Por outro lado, a subjetividade do termo “autoviolência” pode levar à notificação de casos em que a gravidez foi interrompida naturalmente, mas sob suspeita de negligência ou comportamento de risco, em especial quando se tratar de mulheres pobres e negras.

Sem falar na quebra do sigilo médico-paciente, essencial para garantir que mulheres busquem atendimento sem medo de represálias, e na punição de profissionais de saúde que não denunciarem, criando um clima de intimidação nos hospitais.
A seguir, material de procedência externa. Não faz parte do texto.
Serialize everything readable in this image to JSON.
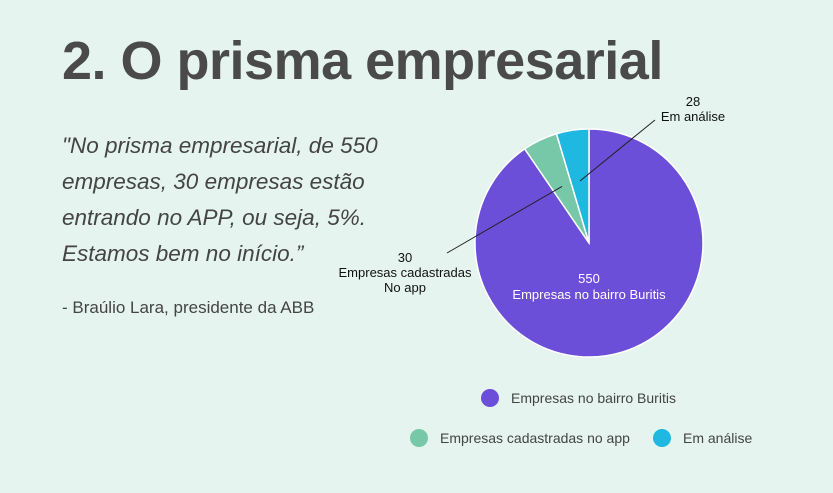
{
  "title": "2. O prisma empresarial",
  "quote": "\"No prisma empresarial, de 550 empresas, 30 empresas estão entrando no APP, ou seja, 5%. Estamos bem no início.”",
  "author": "- Braúlio Lara, presidente da ABB",
  "chart_data": {
    "type": "pie",
    "slices": [
      {
        "label_lines": [
          "550",
          "Empresas no bairro Buritis"
        ],
        "value": 550,
        "color": "#6c4fd8",
        "legend": "Empresas no bairro Buritis"
      },
      {
        "label_lines": [
          "30",
          "Empresas cadastradas",
          "No app"
        ],
        "value": 30,
        "color": "#76c8a8",
        "legend": "Empresas cadastradas no app"
      },
      {
        "label_lines": [
          "28",
          "Em análise"
        ],
        "value": 28,
        "color": "#1eb8e0",
        "legend": "Em análise"
      }
    ]
  }
}
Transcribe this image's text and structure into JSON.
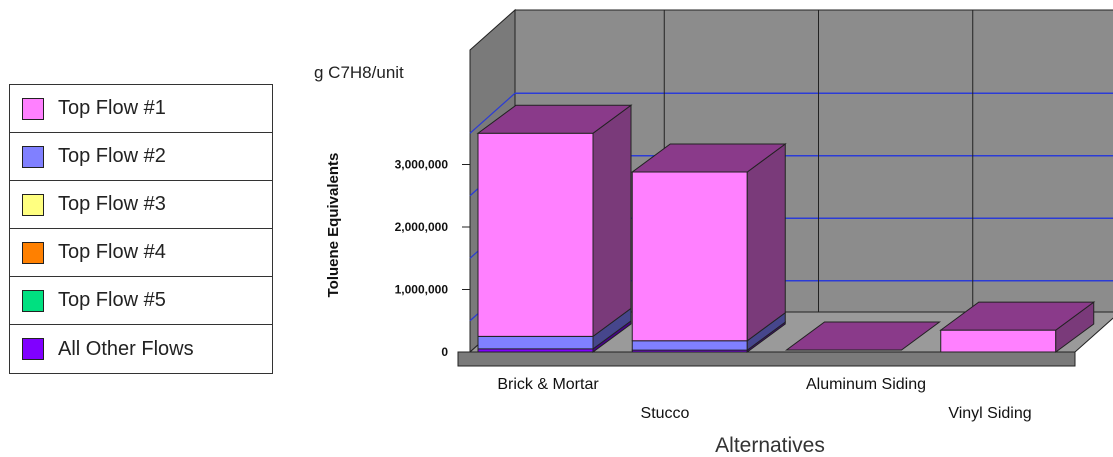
{
  "chart_data": {
    "type": "bar",
    "stacked": true,
    "three_d": true,
    "title": "",
    "unit_label": "g C7H8/unit",
    "ylabel": "Toluene Equivalents",
    "xlabel": "Alternatives",
    "ylim": [
      0,
      4000000
    ],
    "yticks": [
      "0",
      "1,000,000",
      "2,000,000",
      "3,000,000"
    ],
    "categories": [
      "Brick & Mortar",
      "Stucco",
      "Aluminum Siding",
      "Vinyl Siding"
    ],
    "series": [
      {
        "name": "Top Flow #1",
        "color": "#ff80ff",
        "values": [
          3250000,
          2700000,
          0,
          350000
        ]
      },
      {
        "name": "Top Flow #2",
        "color": "#8080ff",
        "values": [
          200000,
          150000,
          0,
          0
        ]
      },
      {
        "name": "Top Flow #3",
        "color": "#ffff80",
        "values": [
          0,
          0,
          0,
          0
        ]
      },
      {
        "name": "Top Flow #4",
        "color": "#ff8000",
        "values": [
          0,
          0,
          0,
          0
        ]
      },
      {
        "name": "Top Flow #5",
        "color": "#00e080",
        "values": [
          0,
          0,
          0,
          0
        ]
      },
      {
        "name": "All Other Flows",
        "color": "#8000ff",
        "values": [
          50000,
          30000,
          0,
          0
        ]
      }
    ],
    "grid": true,
    "legend": "left"
  }
}
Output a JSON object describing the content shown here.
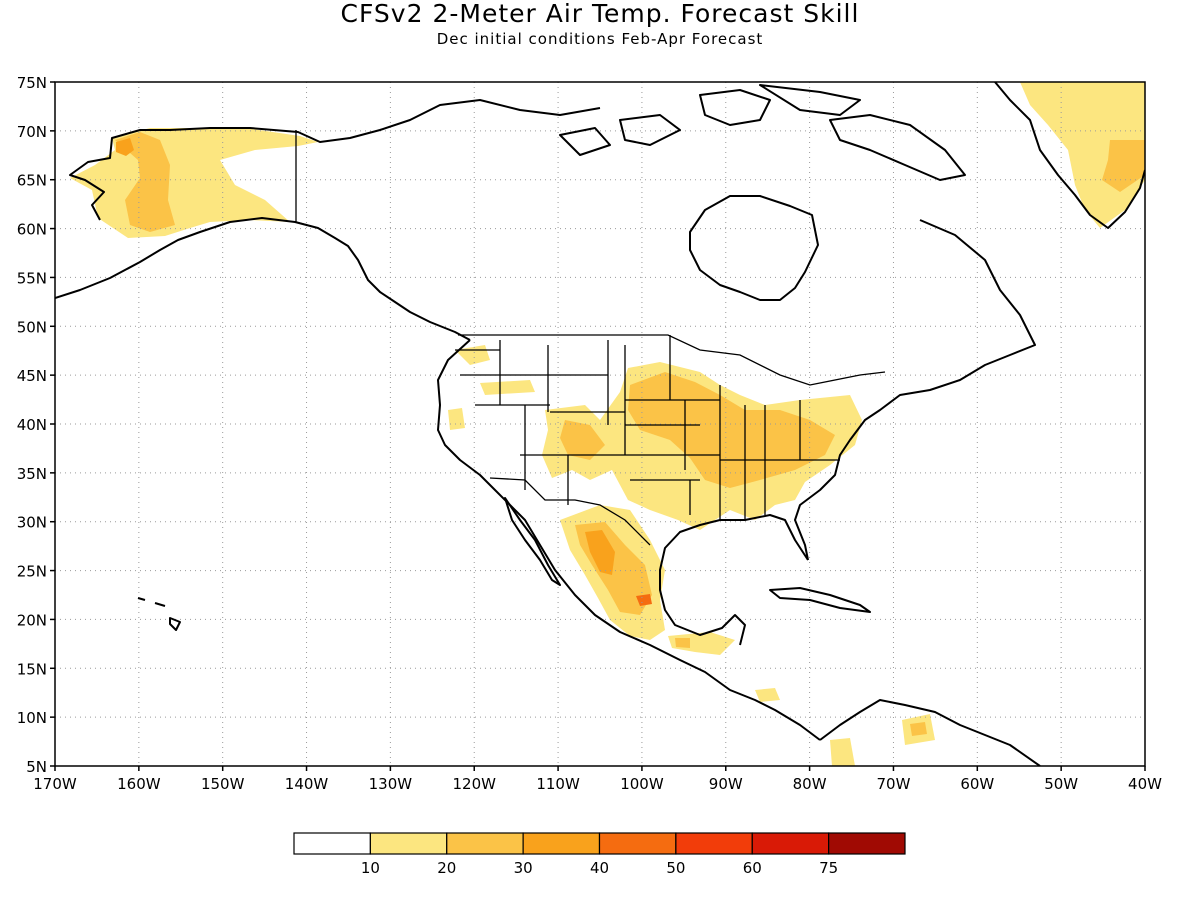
{
  "title": "CFSv2 2-Meter Air Temp. Forecast Skill",
  "subtitle": "Dec initial conditions  Feb-Apr Forecast",
  "map": {
    "lon_range": [
      -170,
      -40
    ],
    "lat_range": [
      5,
      75
    ],
    "lat_labels": [
      "75N",
      "70N",
      "65N",
      "60N",
      "55N",
      "50N",
      "45N",
      "40N",
      "35N",
      "30N",
      "25N",
      "20N",
      "15N",
      "10N",
      "5N"
    ],
    "lon_labels": [
      "170W",
      "160W",
      "150W",
      "140W",
      "130W",
      "120W",
      "110W",
      "100W",
      "90W",
      "80W",
      "70W",
      "60W",
      "50W",
      "40W"
    ],
    "grid": "dotted"
  },
  "colorbar": {
    "levels": [
      "10",
      "20",
      "30",
      "40",
      "50",
      "60",
      "75"
    ],
    "colors": [
      "#ffffff",
      "#fce680",
      "#fbc347",
      "#f9a21c",
      "#f56c10",
      "#f23d0a",
      "#d91a06",
      "#a00a03"
    ]
  },
  "skill_regions": [
    {
      "name": "alaska",
      "level": 20
    },
    {
      "name": "alaska-west",
      "level": 30
    },
    {
      "name": "greenland",
      "level": 20
    },
    {
      "name": "central-us",
      "level": 20
    },
    {
      "name": "midwest",
      "level": 30
    },
    {
      "name": "mexico",
      "level": 30
    },
    {
      "name": "mexico-core",
      "level": 40
    },
    {
      "name": "mexico-max",
      "level": 50
    }
  ]
}
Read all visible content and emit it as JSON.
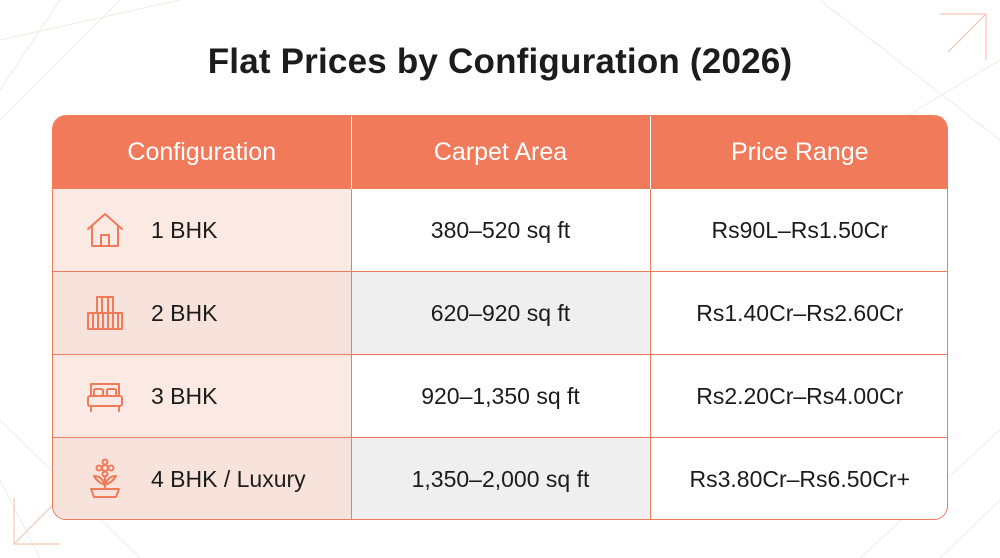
{
  "chart_data": {
    "type": "table",
    "title": "Flat Prices by Configuration (2026)",
    "columns": [
      "Configuration",
      "Carpet Area",
      "Price Range"
    ],
    "rows": [
      {
        "icon": "house-icon",
        "configuration": "1 BHK",
        "carpet_area": "380–520 sq ft",
        "price_range": "Rs90L–Rs1.50Cr"
      },
      {
        "icon": "building-icon",
        "configuration": "2 BHK",
        "carpet_area": "620–920 sq ft",
        "price_range": "Rs1.40Cr–Rs2.60Cr"
      },
      {
        "icon": "bed-icon",
        "configuration": "3 BHK",
        "carpet_area": "920–1,350 sq ft",
        "price_range": "Rs2.20Cr–Rs4.00Cr"
      },
      {
        "icon": "flower-pot-icon",
        "configuration": "4 BHK / Luxury",
        "carpet_area": "1,350–2,000 sq ft",
        "price_range": "Rs3.80Cr–Rs6.50Cr+"
      }
    ]
  },
  "colors": {
    "accent": "#f07a59",
    "config_cell_bg": "#fbe9e3",
    "alt_row_bg": "#efefef",
    "text": "#1c1c1c"
  }
}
Nem é preciso dizer, portanto, que a proposta fere os direitos humanos e aprofunda a violência institucional contra mulheres.

O projeto da extrema direita: criminalizar totalmente o aborto

O PL 1648/2023 não é um caso isolado. Faz parte de uma estratégia mais ampla da bancada conservadora e religiosa para retroceder nos direitos reprodutivos das mulheres. Outros projetos semelhantes, como o “Estatuto do Nascituro” (que equipara o feto a uma pessoa com direitos plenos) e leis estaduais que dificultam o aborto legal, seguem a mesma lógica de controle sobre as mulheres, transformando-as em criminosas por exercerem autonomia sobre seus corpos.

Magno Malta (PL-ES), autor do projeto, tem um histórico de posições extremamente conservadoras em relação aos direitos reprodutivos. Foi o proponente da PEC 29/2015, que propunha a inviolabilidade da vida desde a concepção, e já se manifestou diversas vezes contra o aborto mesmo em casos de estupro, risco de morte para a gestante e anencefalia fetal.

O relator designado, Jorge Seif (PL-SC), também é conhecido por suas posições contrárias ao aborto, criticando publicamente as resoluções do Conselho Federal de Medicina (CFM) que orienta médicos a não denunciarem mulheres que abortam, e do Conselho Nacional de Direitos da Criança e do Adolescente (Conanda) que estabelece diretrizes para o aborto legal em meninas vítimas de estupro, demonstrando nítida disposição em criminalizar ainda mais a prática.

Silêncio cúmplice e conivência do governo

Até o momento, o governo Lula não apenas se omite diante do PL 1648/2023, como também reforça, na prática, a marginalização dos direitos reprodutivos. Ministérios que deveriam estar na linha de frente dessa defesa – como Saúde, Mulheres e Justiça – mantêm-se em um silêncio ensurdecedor, mesmo diante de uma proposta que ampliará a perseguição às mulheres e elevará os índices de mortalidade materna. Essa inação não é casual: infelizmente, o governo tem tratado os direitos das mulheres como moeda de troca em suas negociações com o centrão e a bancada conservadora, em nome de uma suposta “governabilidade” que sacrifica conquistas históricas.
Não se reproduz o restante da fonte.